Hormônios do estresse como preditores do uso de cannabis
A equipe mediu o hormônio do estresse corticosterona em ratos, que é o equivalente em roedores do hormônio do estresse humano cortisol. Eles descobriram que os animais com níveis naturais mais elevados de corticosterona eram significativamente mais propensos a autoadministrar cannabis.
“Se você quiser realmente reduzir os hormônios do estresse, existem níveis básicos de hormônios do estresse que podem prever a taxa de autoconsumo de cannabis, e acho que isso só faz sentido, dado que a razão mais comum pela qual as pessoas normalmente usam cannabis é para lidar com o estresse”, disse McLaughlin.

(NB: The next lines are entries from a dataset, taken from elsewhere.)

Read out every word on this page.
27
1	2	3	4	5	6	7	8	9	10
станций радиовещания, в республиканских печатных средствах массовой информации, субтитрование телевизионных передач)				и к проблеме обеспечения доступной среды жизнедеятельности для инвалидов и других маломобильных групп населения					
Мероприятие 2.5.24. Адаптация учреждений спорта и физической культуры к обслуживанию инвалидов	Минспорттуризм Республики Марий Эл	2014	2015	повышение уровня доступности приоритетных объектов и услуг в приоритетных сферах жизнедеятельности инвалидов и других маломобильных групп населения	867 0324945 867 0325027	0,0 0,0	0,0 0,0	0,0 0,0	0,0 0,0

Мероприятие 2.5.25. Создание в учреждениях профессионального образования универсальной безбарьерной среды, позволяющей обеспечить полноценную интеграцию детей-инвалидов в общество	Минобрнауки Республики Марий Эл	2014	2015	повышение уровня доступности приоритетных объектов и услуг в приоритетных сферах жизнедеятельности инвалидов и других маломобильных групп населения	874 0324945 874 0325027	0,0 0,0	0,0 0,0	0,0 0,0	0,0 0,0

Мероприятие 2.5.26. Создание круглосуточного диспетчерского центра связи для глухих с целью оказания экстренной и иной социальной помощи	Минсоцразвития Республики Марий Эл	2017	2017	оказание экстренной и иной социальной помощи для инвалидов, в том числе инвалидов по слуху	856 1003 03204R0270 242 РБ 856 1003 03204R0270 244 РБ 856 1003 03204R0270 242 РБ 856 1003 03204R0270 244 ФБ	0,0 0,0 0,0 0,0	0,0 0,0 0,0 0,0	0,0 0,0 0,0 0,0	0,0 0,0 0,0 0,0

Ele enfatizou que o fator chave eram os níveis básicos de estresse em repouso dos ratos, e não os picos de curto prazo que ocorrem durante exercícios ou tarefas mentalmente exigentes. Quando os pesquisadores mediram os níveis de hormônio do estresse depois que os ratos foram expostos ao estresse, esses valores não mostraram associação significativa com o comportamento de busca por cannabis.

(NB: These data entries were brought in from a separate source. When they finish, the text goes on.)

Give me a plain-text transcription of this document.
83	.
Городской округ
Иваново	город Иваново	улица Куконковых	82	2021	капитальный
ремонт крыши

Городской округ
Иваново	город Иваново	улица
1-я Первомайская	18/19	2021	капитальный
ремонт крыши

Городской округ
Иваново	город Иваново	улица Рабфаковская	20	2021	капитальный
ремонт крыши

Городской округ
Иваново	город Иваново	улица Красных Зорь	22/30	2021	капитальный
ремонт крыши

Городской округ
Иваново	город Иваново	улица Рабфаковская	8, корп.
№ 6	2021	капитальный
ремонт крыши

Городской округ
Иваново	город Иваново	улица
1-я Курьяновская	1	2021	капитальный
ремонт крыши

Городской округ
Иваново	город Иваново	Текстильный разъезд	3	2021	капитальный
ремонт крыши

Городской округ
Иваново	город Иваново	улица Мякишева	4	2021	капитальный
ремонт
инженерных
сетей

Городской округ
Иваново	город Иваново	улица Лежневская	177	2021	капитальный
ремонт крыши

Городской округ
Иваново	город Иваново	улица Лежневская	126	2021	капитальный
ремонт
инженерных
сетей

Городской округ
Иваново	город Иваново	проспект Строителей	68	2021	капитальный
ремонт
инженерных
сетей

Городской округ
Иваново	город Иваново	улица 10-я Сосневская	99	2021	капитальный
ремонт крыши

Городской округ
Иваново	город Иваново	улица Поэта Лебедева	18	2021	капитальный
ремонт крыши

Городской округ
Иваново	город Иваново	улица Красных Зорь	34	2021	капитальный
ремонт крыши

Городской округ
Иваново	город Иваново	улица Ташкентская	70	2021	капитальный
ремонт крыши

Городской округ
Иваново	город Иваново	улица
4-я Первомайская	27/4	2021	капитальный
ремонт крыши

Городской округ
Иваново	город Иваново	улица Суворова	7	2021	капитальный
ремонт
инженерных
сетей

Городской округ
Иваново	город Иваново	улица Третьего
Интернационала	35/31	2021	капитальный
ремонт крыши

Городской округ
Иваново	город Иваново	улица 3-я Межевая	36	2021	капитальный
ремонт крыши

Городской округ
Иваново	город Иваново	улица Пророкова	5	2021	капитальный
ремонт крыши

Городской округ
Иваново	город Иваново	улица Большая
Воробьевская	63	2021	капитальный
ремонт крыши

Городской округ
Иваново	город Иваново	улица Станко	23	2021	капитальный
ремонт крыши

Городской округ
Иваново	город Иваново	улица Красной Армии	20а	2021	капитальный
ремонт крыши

Flexibilidade cognitiva e motivação para cannabis
O estudo também encontrou uma forte correlação entre a frequência com que os ratos autoadministravam cannabis e o seu desempenho em testes de “flexibilidade cognitiva”, que se refere à capacidade de adaptação quando as regras ou condições mudam.
“Animais que foram menos flexíveis na mudança entre regras quando os testamos numa tarefa cognitiva tenderam a mostrar um comportamento mais forte de procura de cannabis”, disse ele. “Portanto, animais que dependem mais de sinais visuais para tomar decisões, esses ratos, quando testamos sua motivação para autoadministrar vapor de cannabis, também eram ratos altamente motivados”.

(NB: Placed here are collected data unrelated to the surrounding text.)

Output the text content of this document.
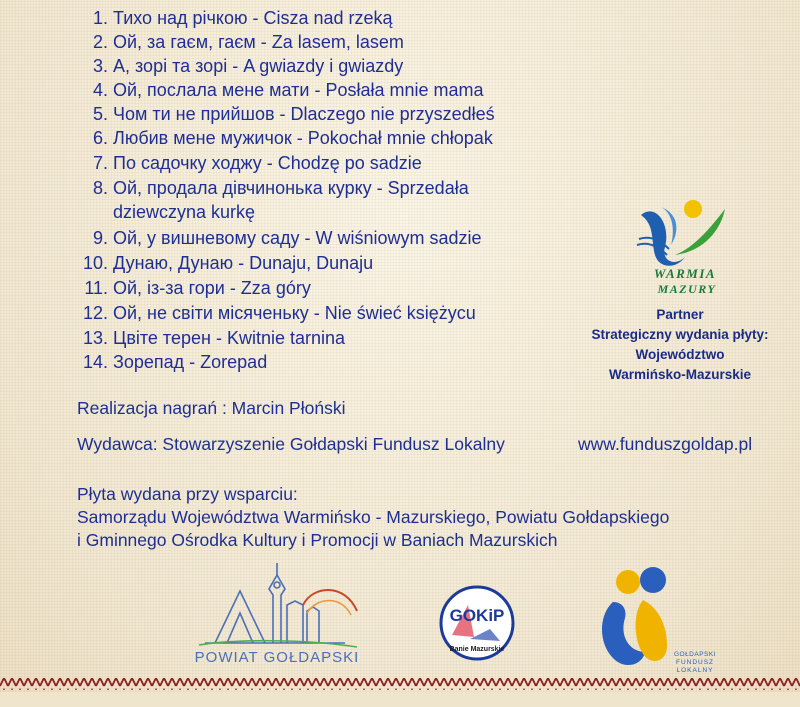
1. Тихо над річкою - Cisza nad rzeką
2. Ой, за гаєм, гаєм - Za lasem, lasem
3. А, зорі та зорі - A gwiazdy i gwiazdy
4. Ой, послала мене мати - Posłała mnie mama
5. Чом ти не прийшов - Dlaczego nie przyszedłeś
6. Любив мене мужичок - Pokochał mnie chłopak
7. По садочку ходжу - Chodzę po sadzie
8. Ой, продала дівчинонька курку - Sprzedała
dziewczyna kurkę
9. Ой, у вишневому саду - W wiśniowym sadzie
10. Дунаю, Дунаю - Dunaju, Dunaju
11. Ой, із-за гори - Zza góry
12. Ой, не світи місяченьку - Nie świeć księżycu
13. Цвіте терен - Kwitnie tarnina
14. Зорепад - Zorepad
WARMIA
MAZURY
Partner
Strategiczny wydania płyty:
Województwo
Warmińsko-Mazurskie
Realizacja nagrań : Marcin Płoński
Wydawca: Stowarzyszenie Gołdapski Fundusz Lokalny	www.funduszgoldap.pl
Płyta wydana przy wsparciu:
Samorządu Województwa Warmińsko - Mazurskiego, Powiatu Gołdapskiego
i Gminnego Ośrodka Kultury i Promocji w Baniach Mazurskich
POWIAT GOŁDAPSKI
GOKiP
Banie Mazurskie
GOŁDAPSKI
FUNDUSZ
LOKALNY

Endocanabinóides, THC e vulnerabilidade biológica
Além do estresse inicial, os pesquisadores encontraram outro padrão envolvendo a combinação de níveis elevados de corticosterona matinal e baixos níveis de endocanabinóides, que também foi associado à autoadministração de cannabis, embora essa associação tenha sido mais fraca do que o efeito do estresse inicial.
Os endocanabinóides são compostos que o corpo produz sob demanda para ajudar a manter a estabilidade e o equilíbrio internos, conhecidos como homeostase.
“Há algumas reflexões sobre a razão pela qual as pessoas podem estar mais inclinadas a usar cannabis, e que talvez o THC sirva como um substituto razoável para os endocanabinóides em pessoas com níveis mais baixos de endocanabinóides”, disse McLaughlin. “Então talvez haja mais vontade de complementar isso com cânhamo.”
Uso de cannabis, risco de dependência e marcadores de alerta precoce
À medida que mais e mais estados descriminalizam a cannabis e legalizam a cannabis recreativa, McLaughlin disse que é cada vez mais importante compreender como a droga afeta o cérebro e o comportamento, e como os padrões de abuso de drogas podem se desenvolver.
“Nossas descobertas indicam potenciais marcadores precoces ou preliminares que poderão um dia apoiar estratégias de triagem e prevenção”, disse McLaughlin. “Eu certamente poderia imaginar um cenário em que a avaliação do cortisol basal pudesse fornecer algum nível de percepção sobre se você tem uma maior propensão a desenvolver padrões problemáticos de uso de drogas mais tarde na vida”.